Sin embargo la cosa no acaba aquí, en una mera imitación del gusto dominante
Esta mujer está ante lo que iba a ser otro de los dramas de los noventa: la moda del mueble rústico. O lo que también podemos llamar como la gentrificación de los útiles del trabajo de toda una generación de campesinos y campesinas empobrecidos, migrados y forzados a desvalorizar su saber y su cultura. Si en los sesenta habían sido señalados como ignorantes y por ello enseñados a perder el habla y a adoptar otras formas de expresión, en los noventa serían desposeídos de los objetos cotidianos de su pasado. Objetos que pasaban a ser desposeídos de su función y de su memoria al ser colonizados por las clases altas y vendidos después también a esas mismas clases populares.
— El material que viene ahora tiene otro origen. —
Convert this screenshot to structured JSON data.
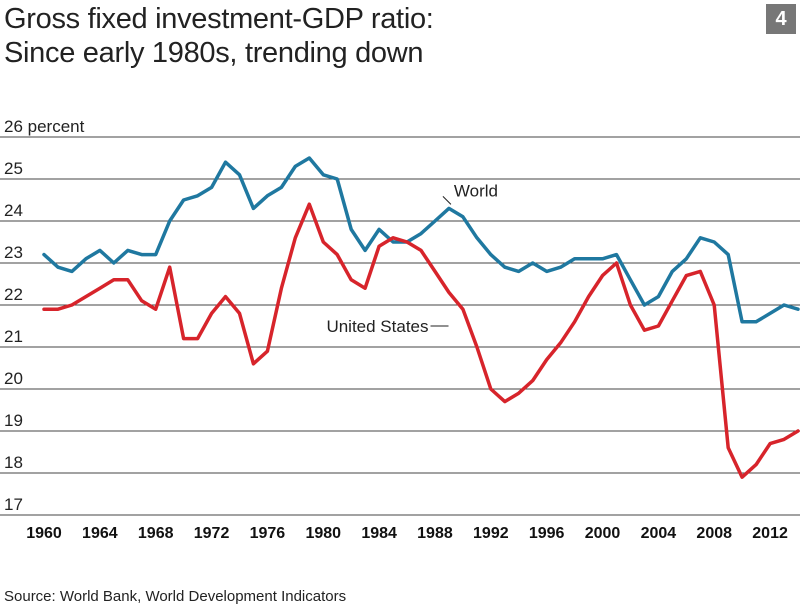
{
  "title_lines": [
    "Gross fixed investment-GDP ratio:",
    "Since early 1980s, trending down"
  ],
  "badge": "4",
  "source": "Source: World Bank, World Development Indicators",
  "chart_data": {
    "type": "line",
    "title": "Gross fixed investment-GDP ratio: Since early 1980s, trending down",
    "xlabel": "",
    "ylabel": "percent",
    "unit_label": "26 percent",
    "ylim": [
      17,
      26
    ],
    "xlim": [
      1960,
      2014
    ],
    "yticks": [
      {
        "value": 26,
        "label": "26 percent"
      },
      {
        "value": 25,
        "label": "25"
      },
      {
        "value": 24,
        "label": "24"
      },
      {
        "value": 23,
        "label": "23"
      },
      {
        "value": 22,
        "label": "22"
      },
      {
        "value": 21,
        "label": "21"
      },
      {
        "value": 20,
        "label": "20"
      },
      {
        "value": 19,
        "label": "19"
      },
      {
        "value": 18,
        "label": "18"
      },
      {
        "value": 17,
        "label": "17"
      }
    ],
    "xticks": [
      "1960",
      "1964",
      "1968",
      "1972",
      "1976",
      "1980",
      "1984",
      "1988",
      "1992",
      "1996",
      "2000",
      "2004",
      "2008",
      "2012"
    ],
    "x": [
      1960,
      1961,
      1962,
      1963,
      1964,
      1965,
      1966,
      1967,
      1968,
      1969,
      1970,
      1971,
      1972,
      1973,
      1974,
      1975,
      1976,
      1977,
      1978,
      1979,
      1980,
      1981,
      1982,
      1983,
      1984,
      1985,
      1986,
      1987,
      1988,
      1989,
      1990,
      1991,
      1992,
      1993,
      1994,
      1995,
      1996,
      1997,
      1998,
      1999,
      2000,
      2001,
      2002,
      2003,
      2004,
      2005,
      2006,
      2007,
      2008,
      2009,
      2010,
      2011,
      2012,
      2013,
      2014
    ],
    "series": [
      {
        "name": "World",
        "label": "World",
        "color": "#1f78a0",
        "values": [
          23.2,
          22.9,
          22.8,
          23.1,
          23.3,
          23.0,
          23.3,
          23.2,
          23.2,
          24.0,
          24.5,
          24.6,
          24.8,
          25.4,
          25.1,
          24.3,
          24.6,
          24.8,
          25.3,
          25.5,
          25.1,
          25.0,
          23.8,
          23.3,
          23.8,
          23.5,
          23.5,
          23.7,
          24.0,
          24.3,
          24.1,
          23.6,
          23.2,
          22.9,
          22.8,
          23.0,
          22.8,
          22.9,
          23.1,
          23.1,
          23.1,
          23.2,
          22.6,
          22.0,
          22.2,
          22.8,
          23.1,
          23.6,
          23.5,
          23.2,
          21.6,
          21.6,
          21.8,
          22.0,
          21.9
        ]
      },
      {
        "name": "United States",
        "label": "United States",
        "color": "#d7242b",
        "values": [
          21.9,
          21.9,
          22.0,
          22.2,
          22.4,
          22.6,
          22.6,
          22.1,
          21.9,
          22.9,
          21.2,
          21.2,
          21.8,
          22.2,
          21.8,
          20.6,
          20.9,
          22.4,
          23.6,
          24.4,
          23.5,
          23.2,
          22.6,
          22.4,
          23.4,
          23.6,
          23.5,
          23.3,
          22.8,
          22.3,
          21.9,
          21.0,
          20.0,
          19.7,
          19.9,
          20.2,
          20.7,
          21.1,
          21.6,
          22.2,
          22.7,
          23.0,
          22.0,
          21.4,
          21.5,
          22.1,
          22.7,
          22.8,
          22.0,
          18.6,
          17.9,
          18.2,
          18.7,
          18.8,
          19.0
        ]
      }
    ]
  }
}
De este modo cuando llegan las vacaciones y esta mujer vuelve a su antigua casa del pueblo saca del granero las vasijas, la hoz y los botijos. El trillo ya no está, que la abuela le metió fuego hace años, pero aun quedan otros aperos. Los limpia cuidadosamente y les busca un lugar donde colocarlos. En el descansillo de la escalera, en la entrada del portal o encima de la chimenea. Pues quedan bien bonitos, oye. Si los ricos dicen que esto es última moda ahí que vamos.
Se nota que son ricos de toda la vida porque mantienen ese trato familiar con los de abajo
Sin embargo la cosa no acaba aquí, en una mera imitación del gusto dominante. Al terminar las vacaciones y volver a la ciudad recibe una llamada importante. Es la jefa, que quiere pasar a ver a la tía de la empleada. Está malucha y como había sido la niñera de la familia pues le tiene aprecio. Se nota que son ricos de toda la vida porque mantienen ese trato familiar con los de abajo. “Rápido, hijo, ayúdame a arreglar la casa que viene la jefa. Quita los adornos y todo lo demás.” Al quedar sin apenas objetos se ven casi los muros de la casa y el piso de barrio deviene sin querer arquitectura minimalista. Cuando llega la jefa el hijo de la empleada se presenta.
– El gusto es mío – responde la dueña.
– Sí, el gusto es suyo – piensa ella – y las figuras de porcelana cara, las vajillas de marca y la alfombra iraní que parecían traspapelarse en su tienda y que acabo de esconder a toda prisa, también. Solo que en este caso el robo es apropiado: no todo le va a salir tan barato como mi sueldo ni tan gratis como mi pasado.
Y las dos se miran y se muestran su mejor sonrisa.